Thursday, September 8, 2011

The Church Rummage Sale

I am going to try to summarize the main points and highlight some practical ideas for church revitalization in the next few blogs.  After attending NCLI (National Church Leadership Institute) this summer I thought it would be helpful to list the seven secrets of church re-vitalization.

 
The NCLI Seven Secrets


1. Understand the current situation and start where you are.


2. Be Positive and map your assets.


3. We must reclaim evangelism.


4. Reclaim our compelling Mission; "Why are we the church?"


5. Create small groups for spiritual formation.


6. Administration is Ministry: empower creative people and programs.


7. Transformational Worship.

 

1 Understand the current situation and start where you are

Phyllis Tickle, in her recent book, The Great Emergence uses a friends image of church history being like a giant rummage sale. Every 500 years the church holds a giant rummage sale and decides what it needs to keep and what it needs to get rid of. The 500 year intervals fall roughly around the Fall of the Roman empire, the Great Schism between Eastern and Western Christians, the Reformation and our time during the dawning of the third millennium.

At the center of these changes is the question of where we look to for Authority in spiritual matters. The Reformation was a time when people began to question the authority of Church hierarchy and focused on Scripture and the current movement is engaged in questioning strict biblical authority and a concern for the Spirit.

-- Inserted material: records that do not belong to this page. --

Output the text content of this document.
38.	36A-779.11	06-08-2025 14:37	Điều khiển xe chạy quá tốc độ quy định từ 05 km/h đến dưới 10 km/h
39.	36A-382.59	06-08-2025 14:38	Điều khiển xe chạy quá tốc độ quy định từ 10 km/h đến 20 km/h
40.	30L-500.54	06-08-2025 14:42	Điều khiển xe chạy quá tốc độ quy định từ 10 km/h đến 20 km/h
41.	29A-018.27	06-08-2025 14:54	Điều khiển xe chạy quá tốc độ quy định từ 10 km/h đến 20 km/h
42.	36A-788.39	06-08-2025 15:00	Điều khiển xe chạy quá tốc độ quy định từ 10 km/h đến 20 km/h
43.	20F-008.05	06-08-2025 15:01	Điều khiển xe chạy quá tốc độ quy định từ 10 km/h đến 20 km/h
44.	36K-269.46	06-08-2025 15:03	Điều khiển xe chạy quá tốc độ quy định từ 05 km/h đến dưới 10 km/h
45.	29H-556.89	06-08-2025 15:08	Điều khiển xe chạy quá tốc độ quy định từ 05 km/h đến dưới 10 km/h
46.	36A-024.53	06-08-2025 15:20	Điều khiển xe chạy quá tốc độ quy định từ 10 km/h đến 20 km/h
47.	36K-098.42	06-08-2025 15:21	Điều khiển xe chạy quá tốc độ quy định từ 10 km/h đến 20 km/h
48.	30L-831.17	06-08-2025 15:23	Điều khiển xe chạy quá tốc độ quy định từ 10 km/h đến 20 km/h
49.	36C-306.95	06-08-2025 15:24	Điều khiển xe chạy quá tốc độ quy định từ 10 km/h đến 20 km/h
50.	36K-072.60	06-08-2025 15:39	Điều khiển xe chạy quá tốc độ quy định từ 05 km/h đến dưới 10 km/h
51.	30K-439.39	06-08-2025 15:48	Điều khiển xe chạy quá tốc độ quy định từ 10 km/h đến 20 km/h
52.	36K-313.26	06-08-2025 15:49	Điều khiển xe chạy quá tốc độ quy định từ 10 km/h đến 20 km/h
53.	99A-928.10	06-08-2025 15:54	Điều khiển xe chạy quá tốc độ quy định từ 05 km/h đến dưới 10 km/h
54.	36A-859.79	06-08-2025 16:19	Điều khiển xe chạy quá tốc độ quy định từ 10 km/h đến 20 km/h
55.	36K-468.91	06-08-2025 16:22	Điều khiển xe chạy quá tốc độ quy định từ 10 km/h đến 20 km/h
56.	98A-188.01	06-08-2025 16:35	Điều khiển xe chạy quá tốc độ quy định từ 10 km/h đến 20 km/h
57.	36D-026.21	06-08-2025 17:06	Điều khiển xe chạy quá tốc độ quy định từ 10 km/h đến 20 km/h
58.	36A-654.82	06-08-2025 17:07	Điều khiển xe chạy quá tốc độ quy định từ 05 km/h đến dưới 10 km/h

 The Emergent church is hard to identify. No one can determine what the church will look like when we emerge from this time of transition and rapid change, however, some key elements that we are seeing is that the new movement is; Jesus oriented, communal, and post-denominational.

Our generation has the task of transitioning the church that exists to the church that is being born. As Church leaders we have the responsibility to lead two churches.

Everyone is confused about what this means. The church is like other institutions and people are becoming less trustful of Government, corporations, economic policies and military solutions.

The Post-World War II era when everyone was civic minded is over. We live in an age of individualism. A generation has grown up with peer learning rather than institutional reliance.
We live in a time of Revivals, awakenings and reforms. What remains important in these churches is the collective impact of mission and networks of collaboration. We need to foster creativity and allow for hands on ministry on the part of creative and gifted church leaders and support them in efforts to create something new. Dramatic changes in our culture are happening at an increasing speed.
 
This spring I attended a workshop led by Paul Nixon whose book "I Refuse to Lead a Dying Church!" attempts to put a frame on the new way of looking at Church life. Paul Nixon is an ordained United Methodist minister who, until 2007, was director of congregational development in the Alabama—West Florida Conference. He is the founding pastor of Epicenter Church in Greater Washington, DC. Every church in the 21st Century needs to think of itself as a new church start. God invites every congregation to thrive. The future of mainline Protestantism is in the hands of pastors and lay leaders who must immediately make some critical choices, radically reframing the way they approach their ministry tasks: Choosing Life over Death, Community over Isolation, Fun over Drudgery, Bold over Mild, Frontier over Fortress, and Now rather than Later.
 
There is no going back to 1950. We are in the midst of dramatic changes like the world has never seen and the church must have courage and wisdom to face the challenges of our new age.